Expand lifetime of a user's password

Hello,

I wanted to know if it’s possible de expand the lifetime of a user’s password with powershell?

Let me explain: I had a PSO that used to set the max password age for all user to 180 days but everyone had the “password never expire” option set.

Now, i remove the PSO et remove the option from every users.

I need to set half of my users with a PSO of 90 days but now that their password had expired while the last PSO was here, they will be ask to change their password and i dont want this.

I dont know if you understand what i mean with this but to keep it short: can Powershell (and maybe you) help me with modifying such parameter as password life time?

 

Thanks for thoes who will read it!

Hello Noka40,

I’m not sure what you mean by PSO and I’m not sure I understand your question, but if you want to have two groups of users with different password settings you might consider creating two password policies in your Active Directory and have them applied to the correct set of users. That’s not a Powershell solution but it’s flexible and can be applied easily to new accounts as well.

Regards,

Kris.

Hello Kris,

By PSO i mean Active directory password policies.

I just want yo know if with powershell i can expand the life time of a password that had expired.

If you cannot do, what you are after in the ADUC/ADAC GUI, then you cannot do this with PowerShell.

An expire password must be reset, period, no workaround. THis is an ADDS requirement/limitation not a PowerShell one. You can set the expiration date before you do this.

Using the ADAC, to click thru the steps, the ADAC will write the PowerShell code for you, that you can then save and tweak as needed.
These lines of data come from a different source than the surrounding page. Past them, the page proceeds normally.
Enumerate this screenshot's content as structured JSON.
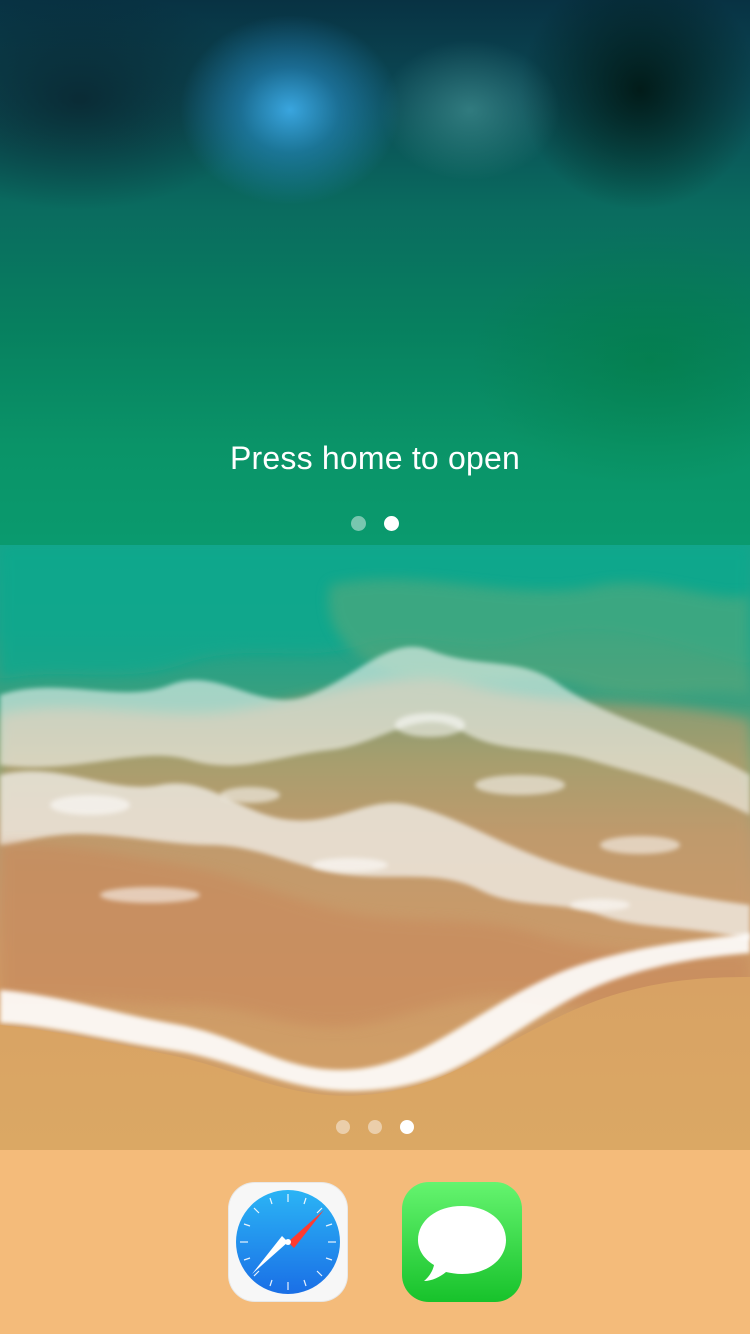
{
  "lock_panel": {
    "message": "Press home to open",
    "page_indicator": {
      "count": 2,
      "active_index": 1
    }
  },
  "home": {
    "page_indicator": {
      "count": 3,
      "active_index": 2
    }
  },
  "dock": {
    "apps": [
      {
        "name": "Safari",
        "icon": "safari-compass-icon"
      },
      {
        "name": "Messages",
        "icon": "speech-bubble-icon"
      }
    ]
  },
  "colors": {
    "dock_background": "#f4bb7a",
    "safari_blue": "#1f8cf0",
    "messages_green": "#17c22b"
  }
}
Active Directory Administrative Center: Getting Started
https://technet.microsoft.com/en-us/library/dd560651(v=ws.10).aspx

Active Directory Administrative Center
https://docs.microsoft.com/en-us/windows-server/identity/ad-ds/get-started/adac/active-directory-administrative-center

Step-By-Step: Utilizing PowerShell History Viewer in Windows Server 2012 R2
https://blogs.technet.microsoft.com/canitpro/2015/03/04/step-by-step-utilizing-powershell-history-viewer-in-windows-server-2012-r2

Also, MS and other risk focused orgs (NIST, DoD, DISA, FTC…) have now publicly stated, setting password expiration is not recommended. Though we all know, old habits and beliefs are hard to break.

See:

NIST’s new password rules – what you need to know

Time to rethink mandatory password changes

How to Extend Password Expiry Date in AD
Active directory account passwords expire set (for example, every 90 days) in most of the organizations. Configuring an AD account with Password Never Expires is not recommended due to security. I came across the scenario to extend an active directory account’s current password
Download : How to Extend Password Expiry Date in AD.pdf

Microsoft Recommending Non-Expiring Passwords to Office 365 Customers

@postanote

Hello,

Thank you! That’s what i was searching for. You, man, is a savior!